Promising cancer treatment awaits approval


Courtesy of Shutterstock

New cancer treatments known as chimeric antigen receptor (CAR) T cell therapy are awaiting approval from the Centers for Medicare and Medicated Services (CMS) to be financially covered for outpatients in cancer centers or clinics.

CAR-T trials for inpatients in hospitals have already been FDA approved and produced promising results.

CAR-T works by removing a patient’s white blood cells, thereby reducing the overall immune system, and shipping the blood cells across the country to be altered for two to three weeks using a specific antigen that will increase the cells’ fighting capabilities. The blood cells are then returned to their original location and inserted back into the patient’s body, where the cells are now strong enough to tackle the cancer cells.

CAR-T products have been currently approved for cancer forms such as acute lymphoblastic leukemia and diffuse large b-cell lymphoma, with the hopes to be approved to handle more diseases in the future.

The problem right now is that patients using the CAR-T therapy are forced to be hospitalized for a month, due to potential complications that can occur soon after being tested from altering the body’s insurgents.

Shaker Dakhil of the Cancer Center of Kansas aspires to correct that problem by conducting tests for a new version of CAR-T for distribution to clinicals nationwide, in which the new treatment can delay the complications by seven to ten days without requiring any hospitalization.

Dakhil wrote an opinion article published in “Kansas Business Daily” calling for government programs such as CMS to approve this new form for outpatients.

“[CMS] are contemplating in their decision that if they are going to cover it, they’re only going to cover it as an inpatient, and we feel like that is unfair for centers like ours,” Dakhil said. “Why do we have to put the patient in the hospital to give them the product if he can sleep in his own bed?”

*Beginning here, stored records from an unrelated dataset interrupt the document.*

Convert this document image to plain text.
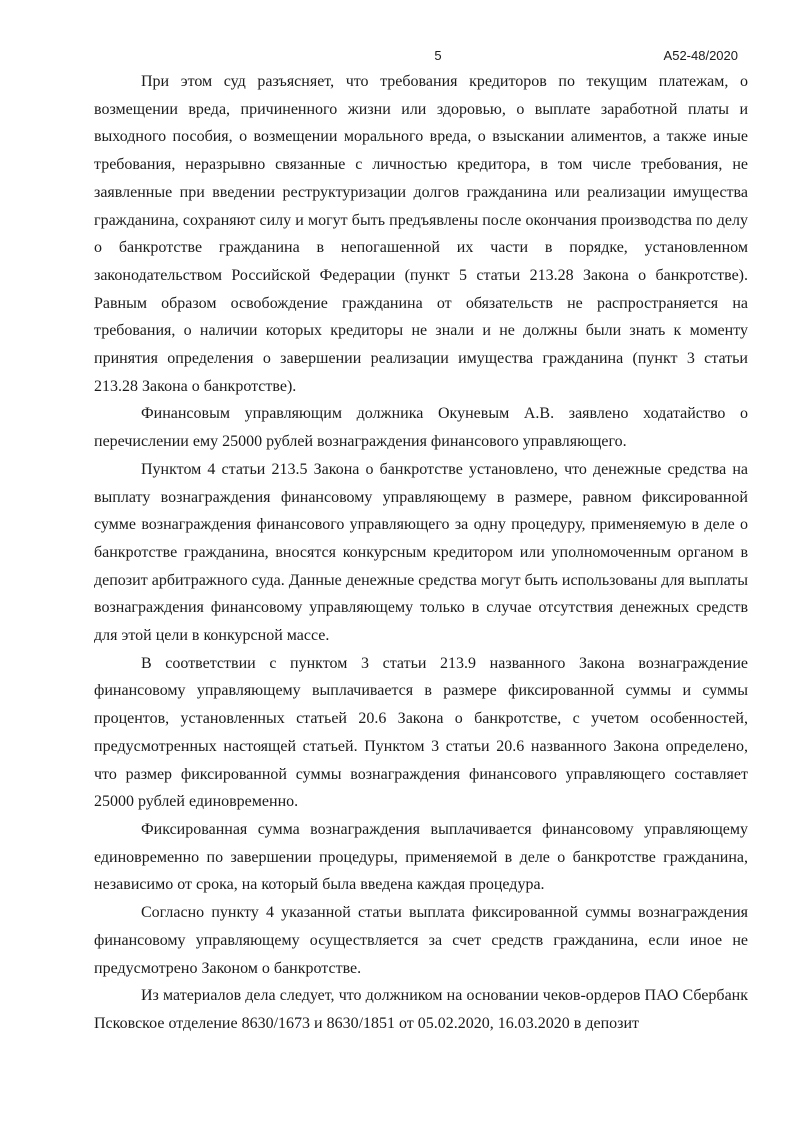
5	А52-48/2020

При этом суд разъясняет, что требования кредиторов по текущим платежам, о возмещении вреда, причиненного жизни или здоровью, о выплате заработной платы и выходного пособия, о возмещении морального вреда, о взыскании алиментов, а также иные требования, неразрывно связанные с личностью кредитора, в том числе требования, не заявленные при введении реструктуризации долгов гражданина или реализации имущества гражданина, сохраняют силу и могут быть предъявлены после окончания производства по делу о банкротстве гражданина в непогашенной их части в порядке, установленном законодательством Российской Федерации (пункт 5 статьи 213.28 Закона о банкротстве). Равным образом освобождение гражданина от обязательств не распространяется на требования, о наличии которых кредиторы не знали и не должны были знать к моменту принятия определения о завершении реализации имущества гражданина (пункт 3 статьи 213.28 Закона о банкротстве).

Финансовым управляющим должника Окуневым А.В. заявлено ходатайство о перечислении ему 25000 рублей вознаграждения финансового управляющего.

Пунктом 4 статьи 213.5 Закона о банкротстве установлено, что денежные средства на выплату вознаграждения финансовому управляющему в размере, равном фиксированной сумме вознаграждения финансового управляющего за одну процедуру, применяемую в деле о банкротстве гражданина, вносятся конкурсным кредитором или уполномоченным органом в депозит арбитражного суда. Данные денежные средства могут быть использованы для выплаты вознаграждения финансовому управляющему только в случае отсутствия денежных средств для этой цели в конкурсной массе.

В соответствии с пунктом 3 статьи 213.9 названного Закона вознаграждение финансовому управляющему выплачивается в размере фиксированной суммы и суммы процентов, установленных статьей 20.6 Закона о банкротстве, с учетом особенностей, предусмотренных настоящей статьей. Пунктом 3 статьи 20.6 названного Закона определено, что размер фиксированной суммы вознаграждения финансового управляющего составляет 25000 рублей единовременно.

Фиксированная сумма вознаграждения выплачивается финансовому управляющему единовременно по завершении процедуры, применяемой в деле о банкротстве гражданина, независимо от срока, на который была введена каждая процедура.

Согласно пункту 4 указанной статьи выплата фиксированной суммы вознаграждения финансовому управляющему осуществляется за счет средств гражданина, если иное не предусмотрено Законом о банкротстве.

Из материалов дела следует, что должником на основании чеков-ордеров ПАО Сбербанк Псковское отделение 8630/1673 и 8630/1851 от 05.02.2020, 16.03.2020 в депозит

Dakhil has already opened trials of this new form of CAR-T at the Cancer Center of Kansas. He stated how patients can be approved for the treatment after failing two prior therapies, and because of this, the cancer center has yet to officially start trials on any patient.

Dakhil believes one of the reasons for why Medicare services have not already approved the treatment for outpatients is that the organization does not yet fully understand the benefits of CAR-T outside of hospitals. Some hospitals, however, are refusing implementing CAR-T because of its cost of half a million dollars and that it eliminates the responsibilities of many physicians, in which those physicians will not be paid enough in the eyes of hospital administrators.

“I think the step of covering it as an inpatient is good, but what we’re saying in our op-ed that it is not good enough,” Dakhil said. “If the product is safe to be given in the office, why shouldn’t it be covered the same way?”

Dakhil also mentioned that Medicare already approved a treatment for outpatients for prostate known as Provenge that works nearly identical to CAR-T — by removing a patient’s white blood cells for alteration and then injected back into the body as a stronger form.

Dakhil wrote in his opinion article the dangers of not approving the treatment for outpatients, such as placing cancer patients in environments far away from their family and friends and overall limiting the access to stronger treatment options for Americans.

Dakhil also stated in his article that, “over 80 percent of cancer patients are currently treated in the community setting.”

“It’s safe, it should be like any other treatment,” Dakhil said.